In plain words, this is the pdf for species that undergo NO EVOLUTION at all! Clearly, more words and examples would be needed to better clarify our theory, but we have no space for that here, just as we had only 12 min for our talk!

Table 2 hereafter shows the main statistical properties of this new NoEv probability density function. They were evaluated by the author by virtue of a suitable Maxima code, where Maxima is the symbolic manipulator described at the site http://maxima.sourceforge.net/.

Table 2 Summary of the statistical properties of the new random variable NoEV given by Eq. 17 and representing the STATIONARY LIFE of a new species born at time b and undergoing NO EVOLUTION thereafter

KLT-Filtering in the Hilbert Space and Darwinian Selection Are “the Same Thing” In Our Theory

As a glance to the future developments of our mathematical theory of Darwinian Evolution, let us now recall that the KLT is… a principal axes transformation in the Hilbert space spanned by the eigenfunctions of the autocorrelation of a noise plus a possible signal in it.
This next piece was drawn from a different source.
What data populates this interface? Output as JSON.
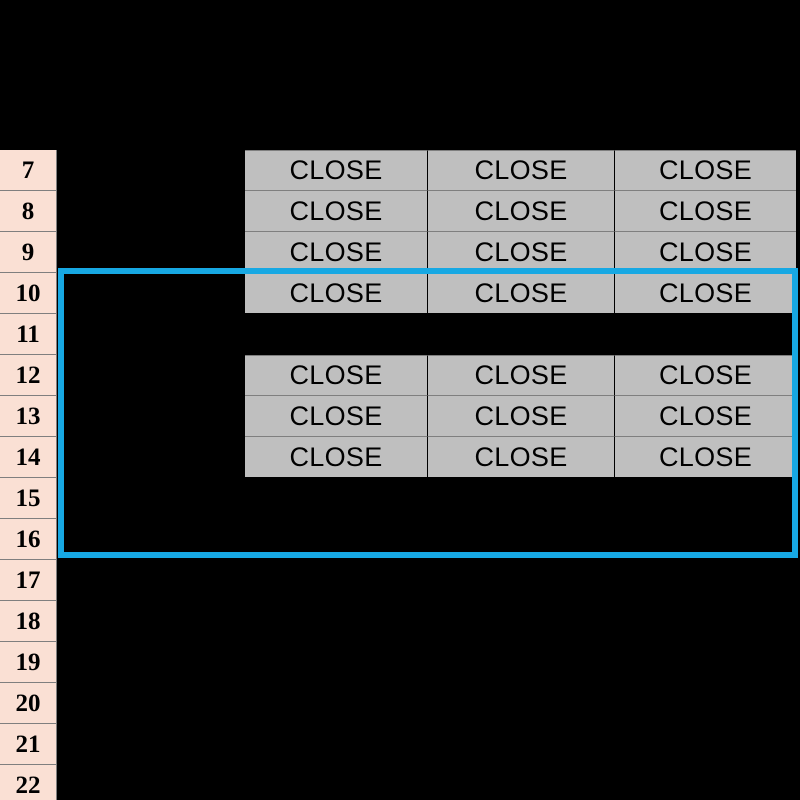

Put this way, the KLT (standing for Karhunen-Loève transform) may look “hard to understand” (Maccone 2010c; Szumski 2011). But we wish to describe by easy words that it amounts to the well-known Darwinian Selection process. In fact, consider a Euclidean space with a large number N of dimensions. A point there means giving N coordinates. Each coordinate we assume to be a function of the body that Humans have in common with other animals, but other animals may OR MAY NOT (because too primordial) have in common with Humans. Then, the axis representing Humans in this N-space has the largest variance of the set of points around it because Humans have ALL functions. Monkeys have NEARLY the same number of functions as Humans but in practice they have FEWER of them. Thus, the Monkey axis in the N-space has the SECOND LARGEST VARIANCE around it. In the mathematical jargon of the KLT this is re-phrased by saying that Humans are the DOMINANT = FIRST EIGENVALUE in the KLT of the N-space, whereas Monkeys are the SECOND EIGENVALUE, and so on for lower species, that are really almost “noise” (i.e. rubbish) when compared to Humans.

Now about filtering, i.e. extracting a tiny signal by virtue of the KLT from thick noise (this works so much better by virtue of the KLT than by virtue of the trivial FFT used by engineers all over the world, but that is another story, for which the reader may see Maccone 2010c).

So, just as the Darwinian Evolution FILTERED HUMANS OUT OF A LOT OF “NOISE” (i.e. other lower-level living organisms), so the KLT applied to the above large N-dimensional space may DESCRIBE MATHEMATICALLY the SELECTION carried on by Darwinian evolution across 3.5 billion years.

But that requires another paper at least, or, better, the new book entitled “Mathematical SETI” that this author is now writing.

Conclusion

Evolution, as it occurred on Earth over the last 3.5 billion years, is just one chapter of the larger book encompassed by the Drake equation, which covers a time span of 10 billion years or so.

In this paper we sought to outline a unified and simple mathematical vision of both Evolution and SETI, as the title of this paper says.

Our vision is based on the lognormal probability distribution characterizing N in the Statistical Drake Equation.

We have shown that the envelope of such lognormal distributions “changing in time” (b-lognormals) may account for the exponential increase of the number of living species on Earth over 3.5 billion years.